Su hocico, además, había emprendido de la manera más indecorosa e
impertinente una extensión de sí mismo más allá de los límites considerados
hermosos por los estándares de Voormish, y ahora era un crecimiento desnudo y
proboscideano de proporciones distintiva e inconfundiblemente gnophkeiana.

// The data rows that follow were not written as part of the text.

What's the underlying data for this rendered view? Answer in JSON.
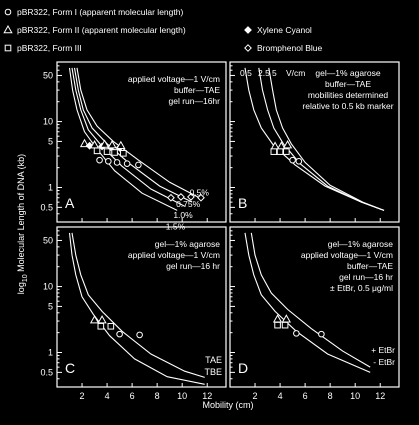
{
  "chart_data": {
    "type": "line",
    "xlabel": "Mobility (cm)",
    "ylabel_main": "log",
    "ylabel_sub": "10",
    "ylabel_rest": " Molecular Length of DNA (kb)",
    "x_ticks": [
      "2",
      "4",
      "6",
      "8",
      "10",
      "12"
    ],
    "y_ticks": [
      "50",
      "10",
      "5",
      "1",
      "0.5"
    ],
    "xlim": [
      0,
      13.5
    ],
    "ylim_log": [
      0.3,
      80
    ],
    "legend": [
      {
        "symbol": "circle",
        "label": "pBR322, Form I (apparent molecular length)"
      },
      {
        "symbol": "triangle",
        "label": "pBR322, Form II (apparent molecular length)"
      },
      {
        "symbol": "square",
        "label": "pBR322, Form III"
      },
      {
        "symbol": "diamond-filled",
        "label": "Xylene Cyanol"
      },
      {
        "symbol": "diamond-open",
        "label": "Bromphenol Blue"
      }
    ],
    "panels": [
      {
        "letter": "A",
        "notes": [
          "applied voltage—1 V/cm",
          "buffer—TAE",
          "gel run—16hr"
        ],
        "series": [
          {
            "name": "0.5%",
            "x": [
              1.6,
              1.9,
              2.4,
              3.2,
              4.5,
              6.5,
              9,
              11.5
            ],
            "y": [
              65,
              30,
              15,
              8.5,
              5,
              2.6,
              1.2,
              0.68
            ]
          },
          {
            "name": "0.75%",
            "x": [
              1.4,
              1.7,
              2.1,
              2.8,
              4,
              5.8,
              8.2,
              10.8
            ],
            "y": [
              65,
              30,
              15,
              8,
              4.6,
              2.3,
              1.05,
              0.6
            ]
          },
          {
            "name": "1.0%",
            "x": [
              1.2,
              1.5,
              1.9,
              2.5,
              3.6,
              5.2,
              7.5,
              10.2
            ],
            "y": [
              65,
              30,
              15,
              7.5,
              4.2,
              2.1,
              0.95,
              0.52
            ]
          },
          {
            "name": "1.5%",
            "x": [
              1,
              1.25,
              1.6,
              2.2,
              3.2,
              4.6,
              6.8,
              9.6
            ],
            "y": [
              65,
              30,
              15,
              7,
              3.8,
              1.8,
              0.82,
              0.45
            ]
          }
        ],
        "markers": [
          {
            "symbol": "triangle",
            "x": 2.2,
            "y": 4.6
          },
          {
            "symbol": "diamond-filled",
            "x": 2.6,
            "y": 4.3
          },
          {
            "symbol": "triangle",
            "x": 3,
            "y": 4.4
          },
          {
            "symbol": "square",
            "x": 3.2,
            "y": 3.6
          },
          {
            "symbol": "diamond-filled",
            "x": 3.6,
            "y": 4.2
          },
          {
            "symbol": "triangle",
            "x": 3.8,
            "y": 4.5
          },
          {
            "symbol": "square",
            "x": 4,
            "y": 3.5
          },
          {
            "symbol": "diamond-filled",
            "x": 4.3,
            "y": 4.1
          },
          {
            "symbol": "triangle",
            "x": 4.4,
            "y": 4.4
          },
          {
            "symbol": "square",
            "x": 4.6,
            "y": 3.4
          },
          {
            "symbol": "diamond-filled",
            "x": 5,
            "y": 4
          },
          {
            "symbol": "triangle",
            "x": 5.1,
            "y": 4.3
          },
          {
            "symbol": "square",
            "x": 5.3,
            "y": 3.3
          },
          {
            "symbol": "circle",
            "x": 3.4,
            "y": 2.6
          },
          {
            "symbol": "circle",
            "x": 4.1,
            "y": 2.5
          },
          {
            "symbol": "circle",
            "x": 4.8,
            "y": 2.4
          },
          {
            "symbol": "circle",
            "x": 5.6,
            "y": 2.3
          },
          {
            "symbol": "circle",
            "x": 6.5,
            "y": 2.2
          },
          {
            "symbol": "diamond-open",
            "x": 9.1,
            "y": 0.7
          },
          {
            "symbol": "diamond-open",
            "x": 9.9,
            "y": 0.72
          },
          {
            "symbol": "diamond-open",
            "x": 10.7,
            "y": 0.72
          },
          {
            "symbol": "diamond-open",
            "x": 11.5,
            "y": 0.7
          }
        ]
      },
      {
        "letter": "B",
        "notes": [
          "gel—1% agarose",
          "buffer—TAE",
          "mobilities determined",
          "relative to 0.5 kb marker"
        ],
        "voltage_labels": [
          "0.5",
          "2.5",
          "5",
          "V/cm"
        ],
        "series": [
          {
            "name": "0.5",
            "x": [
              1.2,
              1.5,
              1.9,
              2.5,
              3.5,
              5.2,
              7.6,
              10.5,
              12.3
            ],
            "y": [
              65,
              30,
              15,
              8,
              4.3,
              2.2,
              1.05,
              0.6,
              0.45
            ]
          },
          {
            "name": "2.5",
            "x": [
              2.3,
              2.6,
              3,
              3.5,
              4.3,
              5.6,
              7.8,
              10.5,
              12.3
            ],
            "y": [
              65,
              30,
              15,
              8,
              4.5,
              2.3,
              1.05,
              0.6,
              0.45
            ]
          },
          {
            "name": "5",
            "x": [
              3.1,
              3.4,
              3.7,
              4.2,
              4.9,
              6,
              8,
              10.6,
              12.3
            ],
            "y": [
              65,
              30,
              15,
              8,
              4.6,
              2.4,
              1.08,
              0.6,
              0.45
            ]
          }
        ],
        "markers": [
          {
            "symbol": "triangle",
            "x": 3.6,
            "y": 4.2
          },
          {
            "symbol": "triangle",
            "x": 4.1,
            "y": 4.2
          },
          {
            "symbol": "triangle",
            "x": 4.6,
            "y": 4.4
          },
          {
            "symbol": "square",
            "x": 3.5,
            "y": 3.5
          },
          {
            "symbol": "square",
            "x": 4,
            "y": 3.5
          },
          {
            "symbol": "square",
            "x": 4.5,
            "y": 3.5
          },
          {
            "symbol": "circle",
            "x": 5,
            "y": 2.6
          },
          {
            "symbol": "circle",
            "x": 5.5,
            "y": 2.5
          }
        ]
      },
      {
        "letter": "C",
        "notes": [
          "gel—1% agarose",
          "applied voltage—1 V/cm",
          "gel run—16 hr"
        ],
        "series": [
          {
            "name": "TAE",
            "x": [
              1.2,
              1.5,
              1.9,
              2.5,
              3.6,
              5.2,
              7.5,
              10.2,
              11.8
            ],
            "y": [
              65,
              30,
              15,
              7.5,
              4.2,
              2.1,
              0.95,
              0.52,
              0.42
            ]
          },
          {
            "name": "TBE",
            "x": [
              1,
              1.2,
              1.5,
              2,
              2.9,
              4.2,
              6.2,
              8.8,
              11.8
            ],
            "y": [
              65,
              30,
              15,
              7,
              3.8,
              1.8,
              0.8,
              0.43,
              0.33
            ]
          }
        ],
        "markers": [
          {
            "symbol": "triangle",
            "x": 3,
            "y": 3.1
          },
          {
            "symbol": "triangle",
            "x": 3.6,
            "y": 3.1
          },
          {
            "symbol": "square",
            "x": 3.5,
            "y": 2.5
          },
          {
            "symbol": "square",
            "x": 4.3,
            "y": 2.5
          },
          {
            "symbol": "circle",
            "x": 5,
            "y": 1.9
          },
          {
            "symbol": "circle",
            "x": 6.6,
            "y": 1.85
          }
        ]
      },
      {
        "letter": "D",
        "notes": [
          "gel—1% agarose",
          "applied voltage—1 V/cm",
          "buffer—TAE",
          "gel run—16 hr",
          "± EtBr, 0.5 μg/ml"
        ],
        "series": [
          {
            "name": "+ EtBr",
            "x": [
              1.7,
              2,
              2.5,
              3.3,
              4.6,
              6.5,
              9,
              11.2
            ],
            "y": [
              65,
              30,
              15,
              8,
              4.5,
              2.3,
              1.05,
              0.6
            ]
          },
          {
            "name": "- EtBr",
            "x": [
              1.2,
              1.5,
              1.9,
              2.5,
              3.6,
              5.3,
              7.8,
              11.2
            ],
            "y": [
              65,
              30,
              15,
              7.5,
              4.2,
              2.1,
              0.95,
              0.5
            ]
          }
        ],
        "markers": [
          {
            "symbol": "triangle",
            "x": 3.8,
            "y": 3.2
          },
          {
            "symbol": "triangle",
            "x": 4.5,
            "y": 3.2
          },
          {
            "symbol": "square",
            "x": 3.8,
            "y": 2.6
          },
          {
            "symbol": "square",
            "x": 4.4,
            "y": 2.6
          },
          {
            "symbol": "circle",
            "x": 5.3,
            "y": 1.95
          },
          {
            "symbol": "circle",
            "x": 7.3,
            "y": 1.9
          }
        ]
      }
    ]
  }
}
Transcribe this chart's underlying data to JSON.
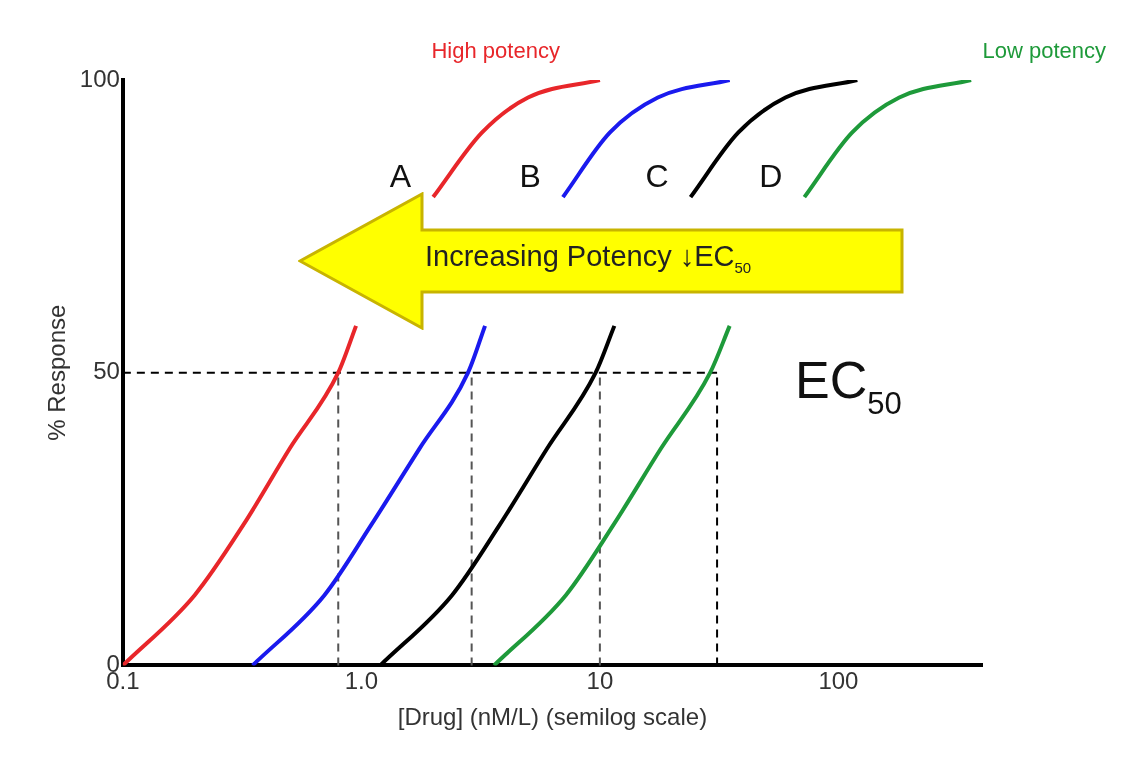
{
  "chart_data": {
    "type": "line",
    "xlabel": "[Drug] (nM/L) (semilog scale)",
    "ylabel": "% Response",
    "log": "x",
    "grid": false,
    "legend": false,
    "marker": "none",
    "line_style": "solid",
    "xlim": [
      0.1,
      400
    ],
    "xticks": [
      {
        "value": 0.1,
        "label": "0.1"
      },
      {
        "value": 1,
        "label": "1.0"
      },
      10,
      100
    ],
    "ylim": [
      0,
      100
    ],
    "yticks": [
      0,
      50,
      100
    ],
    "series": [
      {
        "name": "A",
        "color": "#e8262a",
        "x": [
          0.1,
          0.2,
          0.32,
          0.5,
          0.8,
          0.95,
          1.26,
          2,
          3.2,
          5,
          10
        ],
        "values": [
          0,
          12,
          24,
          37,
          50,
          58,
          null,
          80,
          91,
          97,
          100
        ]
      },
      {
        "name": "B",
        "color": "#1a1aee",
        "x": [
          0.35,
          0.7,
          1.1,
          1.75,
          2.8,
          3.3,
          4.4,
          7,
          11,
          17.5,
          35
        ],
        "values": [
          0,
          12,
          24,
          37,
          50,
          58,
          null,
          80,
          91,
          97,
          100
        ]
      },
      {
        "name": "C",
        "color": "#000000",
        "x": [
          1.2,
          2.4,
          3.8,
          6,
          9.6,
          11.5,
          15,
          24,
          38,
          60,
          120
        ],
        "values": [
          0,
          12,
          24,
          37,
          50,
          58,
          null,
          80,
          91,
          97,
          100
        ]
      },
      {
        "name": "D",
        "color": "#1e9a3a",
        "x": [
          3.6,
          7.2,
          11.4,
          18,
          29,
          35,
          45,
          72,
          114,
          180,
          360
        ],
        "values": [
          0,
          12,
          24,
          37,
          50,
          58,
          null,
          80,
          91,
          97,
          100
        ]
      }
    ],
    "ref_lines": [
      {
        "axis": "y",
        "value": 50,
        "line_style": "dashed",
        "color": "#000000"
      },
      {
        "axis": "x",
        "value": 0.8,
        "line_style": "dashed",
        "color": "#555555"
      },
      {
        "axis": "x",
        "value": 2.9,
        "line_style": "dashed",
        "color": "#555555"
      },
      {
        "axis": "x",
        "value": 10,
        "line_style": "dashed",
        "color": "#555555"
      },
      {
        "axis": "x",
        "value": 31,
        "line_style": "dashed",
        "color": "#000000"
      }
    ],
    "annotations": [
      "Increasing Potency ↓EC$_{50}$",
      "EC$_{50}$",
      {
        "text": "High potency",
        "x": 10,
        "y": 100
      },
      {
        "text": "Low potency",
        "x": 360,
        "y": 100
      }
    ]
  }
}
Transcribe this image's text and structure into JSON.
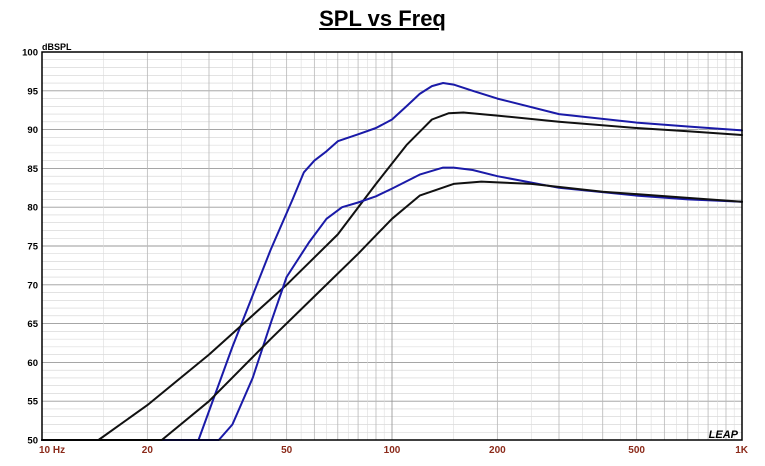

Gritó, entonces, en un extremo de horror incrédulo, porque se dio cuenta con un
pánico frío y terrible que adorar como un Gnophkeh debe, bajo ciertas
circunstancias, ser definido en términos absolutamente literales. Y cuando sus
horribles lamentaciones consiguieron despertar de su encantadora somnolencia a
los burdos y elefantinos eunucos más allá del velo de lentejuelas, y se acercaron
pesadamente a toda prisa para descubrir a un detestado y ladrón Gnophkeh
retorciéndose sobre su obsceno y peludo vientre, devorando guturales e
incomprensibles oraciones ante el los ojos sonrientes, enigmáticos y perezosos y
maliciosos de Tsathoggua, despacharon al maloliente intruso con gran
minuciosidad y justa indignación, y de cierta manera más aceptable para el dios,
pero tan persistente y anatómicamente ingenioso que los más aprensivos de mis
lectores Debería estar agradecido de que refrenara mi pluma de su descripción.